At the same time, in the other position paper, “East Midtown: A Bold Vision for the Future” (PDF), the Municipal Art Society of New York said that in the area to be rezoned, only 32 of 587 buildings were now landmarks, and that 17 other buildings were prime candidates for landmark status.

“Today’s businesses want talent,” the art society said in its report, “and increasingly, talent gravitates toward neighborhoods that are real places — with walkable streets, unique architecture, great restaurants and other opportunities for socializing and amusement.”

“Older office buildings provide affordable, flexible space and close proximity to other businesses,” the report continued, later adding: “The number and mix of business types are important for the economic health of the neighborhood. Yet the city’s plan — with its emphasis on the need for large, column-free Class A floor-plates — contradicts these facts.”

An east Midtown task force created by Community Boards 4, 5 and 6 is to meet Thursday to receive an update from the planning agency on the status of the rezoning proposal.

Six buildings on the Municipal Art Society’s list have also been identified as landmark candidates by both the New York Landmarks Conservancy and the Historic Districts Council.

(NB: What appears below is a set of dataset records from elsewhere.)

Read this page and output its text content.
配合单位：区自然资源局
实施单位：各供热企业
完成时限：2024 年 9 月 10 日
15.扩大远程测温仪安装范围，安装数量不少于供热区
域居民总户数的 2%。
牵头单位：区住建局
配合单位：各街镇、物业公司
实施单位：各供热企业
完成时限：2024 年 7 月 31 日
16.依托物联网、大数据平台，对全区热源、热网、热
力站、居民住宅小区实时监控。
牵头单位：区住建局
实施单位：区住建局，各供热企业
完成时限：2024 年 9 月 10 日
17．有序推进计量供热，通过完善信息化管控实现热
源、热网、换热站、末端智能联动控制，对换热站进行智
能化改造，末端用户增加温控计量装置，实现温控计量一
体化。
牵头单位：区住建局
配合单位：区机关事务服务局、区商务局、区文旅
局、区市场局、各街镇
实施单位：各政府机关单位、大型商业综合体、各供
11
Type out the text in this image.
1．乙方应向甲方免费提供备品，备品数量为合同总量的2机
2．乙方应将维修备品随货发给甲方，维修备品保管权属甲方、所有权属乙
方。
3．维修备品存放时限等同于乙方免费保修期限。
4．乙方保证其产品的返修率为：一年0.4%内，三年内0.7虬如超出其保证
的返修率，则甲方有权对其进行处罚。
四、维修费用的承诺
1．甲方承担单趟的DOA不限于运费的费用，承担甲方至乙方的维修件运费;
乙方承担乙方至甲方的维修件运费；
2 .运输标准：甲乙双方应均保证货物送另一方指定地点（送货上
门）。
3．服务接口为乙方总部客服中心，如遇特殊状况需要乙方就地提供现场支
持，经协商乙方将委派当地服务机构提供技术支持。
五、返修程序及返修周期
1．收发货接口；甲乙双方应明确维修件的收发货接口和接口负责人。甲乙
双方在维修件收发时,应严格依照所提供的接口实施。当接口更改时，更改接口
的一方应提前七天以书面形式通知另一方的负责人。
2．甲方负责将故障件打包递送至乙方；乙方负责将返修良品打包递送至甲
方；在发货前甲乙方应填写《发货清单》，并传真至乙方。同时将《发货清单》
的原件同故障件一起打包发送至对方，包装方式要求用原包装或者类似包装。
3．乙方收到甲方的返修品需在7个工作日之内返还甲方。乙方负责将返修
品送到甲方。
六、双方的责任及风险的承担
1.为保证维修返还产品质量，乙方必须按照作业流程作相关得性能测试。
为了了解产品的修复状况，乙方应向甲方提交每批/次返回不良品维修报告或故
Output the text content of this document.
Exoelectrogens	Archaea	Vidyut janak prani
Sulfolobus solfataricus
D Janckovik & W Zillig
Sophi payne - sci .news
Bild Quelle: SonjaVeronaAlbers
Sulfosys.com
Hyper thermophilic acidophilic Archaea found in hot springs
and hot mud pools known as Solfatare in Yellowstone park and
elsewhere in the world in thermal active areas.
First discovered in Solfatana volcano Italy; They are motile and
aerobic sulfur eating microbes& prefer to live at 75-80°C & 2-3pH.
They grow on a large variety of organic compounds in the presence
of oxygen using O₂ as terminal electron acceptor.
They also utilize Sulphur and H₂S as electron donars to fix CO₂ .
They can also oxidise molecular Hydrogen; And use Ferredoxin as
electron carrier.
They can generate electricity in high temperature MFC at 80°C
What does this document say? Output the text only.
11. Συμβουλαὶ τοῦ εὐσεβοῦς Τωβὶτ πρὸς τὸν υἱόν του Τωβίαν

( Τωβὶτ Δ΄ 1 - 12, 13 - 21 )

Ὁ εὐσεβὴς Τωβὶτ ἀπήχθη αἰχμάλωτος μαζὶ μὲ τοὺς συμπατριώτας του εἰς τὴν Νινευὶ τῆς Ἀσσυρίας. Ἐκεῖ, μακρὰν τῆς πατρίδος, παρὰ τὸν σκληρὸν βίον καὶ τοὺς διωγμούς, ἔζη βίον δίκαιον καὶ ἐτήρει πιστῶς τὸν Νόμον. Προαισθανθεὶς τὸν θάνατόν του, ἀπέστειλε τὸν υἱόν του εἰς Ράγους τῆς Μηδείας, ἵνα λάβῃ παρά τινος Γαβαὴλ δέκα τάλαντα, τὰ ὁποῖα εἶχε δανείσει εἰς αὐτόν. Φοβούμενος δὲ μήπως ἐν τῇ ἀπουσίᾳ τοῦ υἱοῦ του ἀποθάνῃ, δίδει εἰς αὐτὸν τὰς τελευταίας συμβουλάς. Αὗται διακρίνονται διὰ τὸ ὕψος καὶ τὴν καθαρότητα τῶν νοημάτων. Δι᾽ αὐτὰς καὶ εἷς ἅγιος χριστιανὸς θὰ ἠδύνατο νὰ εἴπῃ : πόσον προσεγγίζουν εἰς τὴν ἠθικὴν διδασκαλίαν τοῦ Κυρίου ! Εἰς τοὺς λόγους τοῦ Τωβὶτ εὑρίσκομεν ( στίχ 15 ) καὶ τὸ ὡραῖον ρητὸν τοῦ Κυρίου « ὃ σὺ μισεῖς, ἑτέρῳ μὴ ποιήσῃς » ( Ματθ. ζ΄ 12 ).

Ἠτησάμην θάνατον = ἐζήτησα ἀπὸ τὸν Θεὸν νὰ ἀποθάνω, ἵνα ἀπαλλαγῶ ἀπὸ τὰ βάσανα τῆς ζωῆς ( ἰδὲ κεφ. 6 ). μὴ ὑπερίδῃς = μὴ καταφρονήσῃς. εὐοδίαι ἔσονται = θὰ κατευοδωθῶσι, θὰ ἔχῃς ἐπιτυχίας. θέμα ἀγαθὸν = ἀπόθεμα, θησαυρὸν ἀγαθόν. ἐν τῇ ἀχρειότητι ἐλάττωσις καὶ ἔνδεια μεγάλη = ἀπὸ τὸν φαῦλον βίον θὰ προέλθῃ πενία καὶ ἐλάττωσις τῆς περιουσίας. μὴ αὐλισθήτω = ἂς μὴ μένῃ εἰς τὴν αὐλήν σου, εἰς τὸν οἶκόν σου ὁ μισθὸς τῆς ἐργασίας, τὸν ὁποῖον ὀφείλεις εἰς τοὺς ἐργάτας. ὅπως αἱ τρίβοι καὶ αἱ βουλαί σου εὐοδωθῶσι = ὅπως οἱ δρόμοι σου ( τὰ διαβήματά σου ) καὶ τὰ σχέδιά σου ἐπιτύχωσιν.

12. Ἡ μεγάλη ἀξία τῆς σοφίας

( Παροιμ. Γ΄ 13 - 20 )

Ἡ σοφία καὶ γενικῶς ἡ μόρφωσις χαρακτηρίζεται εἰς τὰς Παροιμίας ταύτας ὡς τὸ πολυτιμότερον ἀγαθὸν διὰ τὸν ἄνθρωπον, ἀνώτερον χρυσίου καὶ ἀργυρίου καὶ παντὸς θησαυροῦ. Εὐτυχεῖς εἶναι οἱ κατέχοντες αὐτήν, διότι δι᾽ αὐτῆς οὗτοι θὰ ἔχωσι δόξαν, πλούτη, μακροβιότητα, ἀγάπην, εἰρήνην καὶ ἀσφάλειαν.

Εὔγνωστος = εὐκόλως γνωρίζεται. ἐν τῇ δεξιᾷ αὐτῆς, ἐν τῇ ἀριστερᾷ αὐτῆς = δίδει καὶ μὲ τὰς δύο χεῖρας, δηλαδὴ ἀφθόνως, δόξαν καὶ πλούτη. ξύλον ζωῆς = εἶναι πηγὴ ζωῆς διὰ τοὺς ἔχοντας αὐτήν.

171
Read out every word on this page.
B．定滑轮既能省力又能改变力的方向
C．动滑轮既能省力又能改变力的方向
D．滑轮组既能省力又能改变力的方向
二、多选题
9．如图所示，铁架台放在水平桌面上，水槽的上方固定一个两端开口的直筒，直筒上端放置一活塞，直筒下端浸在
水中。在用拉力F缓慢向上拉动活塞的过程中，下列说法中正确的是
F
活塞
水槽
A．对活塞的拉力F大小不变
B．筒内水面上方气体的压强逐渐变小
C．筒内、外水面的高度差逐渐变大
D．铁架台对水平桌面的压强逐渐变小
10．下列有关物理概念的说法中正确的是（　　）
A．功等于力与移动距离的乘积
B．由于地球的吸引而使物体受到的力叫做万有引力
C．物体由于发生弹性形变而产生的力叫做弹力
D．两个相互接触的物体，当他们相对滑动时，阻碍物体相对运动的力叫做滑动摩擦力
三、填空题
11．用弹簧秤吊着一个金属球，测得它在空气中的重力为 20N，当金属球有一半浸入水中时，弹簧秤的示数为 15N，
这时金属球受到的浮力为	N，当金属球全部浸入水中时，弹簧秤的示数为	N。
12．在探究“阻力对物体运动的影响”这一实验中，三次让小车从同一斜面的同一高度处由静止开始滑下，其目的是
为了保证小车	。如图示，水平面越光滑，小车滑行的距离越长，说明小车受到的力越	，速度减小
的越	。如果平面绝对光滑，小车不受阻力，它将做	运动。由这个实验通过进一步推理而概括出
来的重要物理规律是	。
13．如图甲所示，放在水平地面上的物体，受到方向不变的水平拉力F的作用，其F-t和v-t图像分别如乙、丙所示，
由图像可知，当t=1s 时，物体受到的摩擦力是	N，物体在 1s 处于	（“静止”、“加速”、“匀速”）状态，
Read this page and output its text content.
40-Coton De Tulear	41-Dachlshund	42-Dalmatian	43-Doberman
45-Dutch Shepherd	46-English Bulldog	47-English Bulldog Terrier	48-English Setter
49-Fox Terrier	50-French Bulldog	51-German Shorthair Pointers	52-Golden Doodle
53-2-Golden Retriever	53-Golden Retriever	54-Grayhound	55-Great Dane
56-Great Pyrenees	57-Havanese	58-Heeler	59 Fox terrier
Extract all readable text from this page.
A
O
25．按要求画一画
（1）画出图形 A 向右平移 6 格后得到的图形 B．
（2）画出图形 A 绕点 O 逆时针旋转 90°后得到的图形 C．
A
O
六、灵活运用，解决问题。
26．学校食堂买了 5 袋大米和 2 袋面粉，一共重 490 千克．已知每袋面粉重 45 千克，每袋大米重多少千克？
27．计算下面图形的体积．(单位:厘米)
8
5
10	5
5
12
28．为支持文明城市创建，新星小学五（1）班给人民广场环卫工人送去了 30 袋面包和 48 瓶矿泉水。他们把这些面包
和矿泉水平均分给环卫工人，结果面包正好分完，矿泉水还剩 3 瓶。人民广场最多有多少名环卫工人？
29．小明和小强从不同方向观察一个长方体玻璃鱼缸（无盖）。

The Real Estate Board report dismissed each of them. For its analysis of the Yale Club, 50 Vanderbilt Avenue, the report borrowed the words of Christopher Gray, in The New York Times, who likened the building to a filing cabinet.

The design of the Pershing Square Building, 125 Park Avenue, “was old-fashioned even before it was finished,” the report said. About 250 Park Avenue, also known as the Postum Building, it said, “This is the last of the uninspired group of World War I vintage buildings that missed the coming poetry of height.”

Three towers on “Hotel Alley” were also disparaged in the report. It said the New York Marriott East Side, 525 Lexington Avenue, had experienced “a cascade of facade repairs affecting the unity and integrity of the exterior”; that the Lexington, 511 Lexington Avenue, suffered from extensive weather damage and inflexible floor layouts; and that the InterContinental New York Barclay, 111 East 48th Street, was “the most conservative of the hotels” along Lexington Avenue.

Official landmarks in the area already include the train terminal itself; the former New York Central Building to the north; St. Bartholomew’s Episcopal Church, the Racquet Club, Lever House and the Seagram Building on Park Avenue; and the Chrysler Building, the Chanin Building and the former Socony-Mobil Building, at East 42nd Street and Lexington Avenue.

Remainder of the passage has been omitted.